Do ponto de vista epidemiológico, a população é dividida em quatro grandes compartimentos: suscetíveis, expostos, infectados e recuperados. Cada um desses grupos é, então, subdividido em camadas menores, como infectados sintomáticos, assintomáticos, isolados ou não isolados, hospitalizados ou não hospitalizados, e por aí vai. Do ponto de vista demográfico, cada um desses compartimentos é também dividido por faixa etária e segregado em “matrizes de contato” relacionadas a trabalho, escola, família e outras atividades coletivas, que geram risco de transmissão do vírus.

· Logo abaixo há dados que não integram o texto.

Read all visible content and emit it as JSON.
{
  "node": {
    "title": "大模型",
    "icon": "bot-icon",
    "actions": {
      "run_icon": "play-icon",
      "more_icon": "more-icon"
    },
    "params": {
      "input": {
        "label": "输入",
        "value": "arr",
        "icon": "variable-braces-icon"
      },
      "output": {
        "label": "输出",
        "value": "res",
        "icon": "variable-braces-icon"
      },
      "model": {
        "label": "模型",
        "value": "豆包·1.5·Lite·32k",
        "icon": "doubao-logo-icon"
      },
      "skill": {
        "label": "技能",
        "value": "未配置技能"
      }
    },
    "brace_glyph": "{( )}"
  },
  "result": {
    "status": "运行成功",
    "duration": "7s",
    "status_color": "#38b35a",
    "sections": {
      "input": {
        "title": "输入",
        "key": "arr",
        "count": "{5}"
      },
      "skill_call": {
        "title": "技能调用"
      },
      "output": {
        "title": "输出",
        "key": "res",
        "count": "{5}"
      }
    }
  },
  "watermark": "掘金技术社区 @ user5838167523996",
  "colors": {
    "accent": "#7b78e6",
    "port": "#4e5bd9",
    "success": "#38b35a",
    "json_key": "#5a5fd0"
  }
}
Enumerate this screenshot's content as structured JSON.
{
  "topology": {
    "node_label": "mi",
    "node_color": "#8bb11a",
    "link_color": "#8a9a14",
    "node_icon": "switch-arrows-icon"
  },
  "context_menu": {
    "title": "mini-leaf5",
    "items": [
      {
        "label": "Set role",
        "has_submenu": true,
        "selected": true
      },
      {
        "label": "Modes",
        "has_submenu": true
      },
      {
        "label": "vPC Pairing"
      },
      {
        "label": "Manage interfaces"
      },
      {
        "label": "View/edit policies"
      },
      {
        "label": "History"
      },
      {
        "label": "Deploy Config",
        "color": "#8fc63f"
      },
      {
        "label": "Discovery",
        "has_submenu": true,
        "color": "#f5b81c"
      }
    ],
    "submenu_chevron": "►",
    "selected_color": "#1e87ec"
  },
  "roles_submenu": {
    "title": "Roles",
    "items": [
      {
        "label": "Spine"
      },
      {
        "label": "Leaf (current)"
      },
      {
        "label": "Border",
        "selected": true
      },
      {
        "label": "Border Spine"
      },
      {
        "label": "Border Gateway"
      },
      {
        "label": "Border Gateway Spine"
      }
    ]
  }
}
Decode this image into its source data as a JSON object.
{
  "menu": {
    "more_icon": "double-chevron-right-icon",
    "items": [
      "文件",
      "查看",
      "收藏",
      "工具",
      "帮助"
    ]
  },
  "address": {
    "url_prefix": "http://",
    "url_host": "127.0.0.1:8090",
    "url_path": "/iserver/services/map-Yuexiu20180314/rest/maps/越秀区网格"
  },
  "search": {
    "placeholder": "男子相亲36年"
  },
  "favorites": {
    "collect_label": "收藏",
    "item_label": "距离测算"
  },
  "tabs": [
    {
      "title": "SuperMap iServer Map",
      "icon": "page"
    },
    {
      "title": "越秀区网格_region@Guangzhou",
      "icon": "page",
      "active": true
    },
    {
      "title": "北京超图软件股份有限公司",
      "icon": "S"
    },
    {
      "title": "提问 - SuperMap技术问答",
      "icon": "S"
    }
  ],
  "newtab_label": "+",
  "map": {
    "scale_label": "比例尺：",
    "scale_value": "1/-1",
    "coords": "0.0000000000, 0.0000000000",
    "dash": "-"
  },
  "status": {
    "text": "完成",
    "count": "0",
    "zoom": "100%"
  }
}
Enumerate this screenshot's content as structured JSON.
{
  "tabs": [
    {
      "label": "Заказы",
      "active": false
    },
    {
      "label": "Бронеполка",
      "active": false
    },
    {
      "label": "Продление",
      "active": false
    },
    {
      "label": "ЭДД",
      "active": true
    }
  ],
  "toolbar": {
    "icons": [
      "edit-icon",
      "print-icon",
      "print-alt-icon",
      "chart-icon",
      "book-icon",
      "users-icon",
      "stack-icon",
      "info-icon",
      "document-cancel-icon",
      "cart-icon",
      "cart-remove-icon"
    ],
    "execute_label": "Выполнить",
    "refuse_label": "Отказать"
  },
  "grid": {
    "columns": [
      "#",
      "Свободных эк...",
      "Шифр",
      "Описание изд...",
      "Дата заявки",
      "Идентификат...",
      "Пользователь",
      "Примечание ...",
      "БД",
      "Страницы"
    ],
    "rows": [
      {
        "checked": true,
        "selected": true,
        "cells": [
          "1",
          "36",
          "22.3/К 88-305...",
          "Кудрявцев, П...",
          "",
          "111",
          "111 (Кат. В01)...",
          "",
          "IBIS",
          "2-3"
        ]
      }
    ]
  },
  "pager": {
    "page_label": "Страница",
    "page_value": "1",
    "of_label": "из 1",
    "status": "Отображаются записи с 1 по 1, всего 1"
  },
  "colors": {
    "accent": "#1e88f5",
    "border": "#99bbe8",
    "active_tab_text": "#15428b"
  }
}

“Adicionamos o máximo possível de camadas para tentar refletir a complexidade real da doença”, explica Caroline, de 28 anos, que fez graduação e mestrado no Instituto de Física de São Carlos (IFSC) da USP. O modelo do Observatório é desenvolvido em parceria com um consórcio internacional de modelagem epidemiológica da Covid-19 (CoMo) liderado pela pesquisadora Lisa White, da Universidade de Oxford, no Reino Unido.
Plano de saída
Nesse primeiro experimento, os pesquisadores brasileiros modelaram apenas esses dois cenários extremos: com e sem isolamento social. Mas também é possível simular cenários mais diversificados — por exemplo, prevendo a reabertura apenas do comércio, apenas das escolas, ou de qualquer outra atividade específica; com lockdown, sem lockdown; e envolvendo diferentes estratégias de testagem e quarentena.
“Precisamos de um plano para sair do isolamento, e isso precisa ser planejado com base em evidências científicas”, afirma Kraenkel ao Jornal da USP. Ainda que os modelos não possam fazer previsões exatas de números ou datas, eles podem dar uma boa visão do que deve acontecer e o que pode ou não funcionar em determinadas situações. “Nenhuma modelagem séria se presta a fazer previsões exatas de nada. Os modelos são sempre uma simplificação da realidade”, pondera o físico.
Não há previsão de que o isolamento social será cancelado em São Paulo a partir de 1 de junho, nem os pesquisadores estão propondo que ele seja mantido integralmente até o fim do ano — são apenas cenários hipotéticos.
“Estamos aprimorando o modelo para simular cenários de saída”, diz Caroline. “Isso tem que incluir testes, rastreamento de contatos, quarentena ou outras medidas. Mesmo se fizermos um lockdown rígido agora, ao voltarmos para a ‘vida normal’ um novo pico surge. Então temos que planejar essas outras medidas que ajudem a controlar a doença.”
O fator mais imprevisível nessas equações é sempre o comportamento humano. Por exemplo: como as pessoas irão reagir a uma determinada política pública, e até que ponto elas irão cumprir, de fato, o que aquela política determina? “Mesmo que todos os mecanismos da doença fossem totalmente conhecidos, a eficácia das intervenções depende muito do comportamento social”, diz Caroline.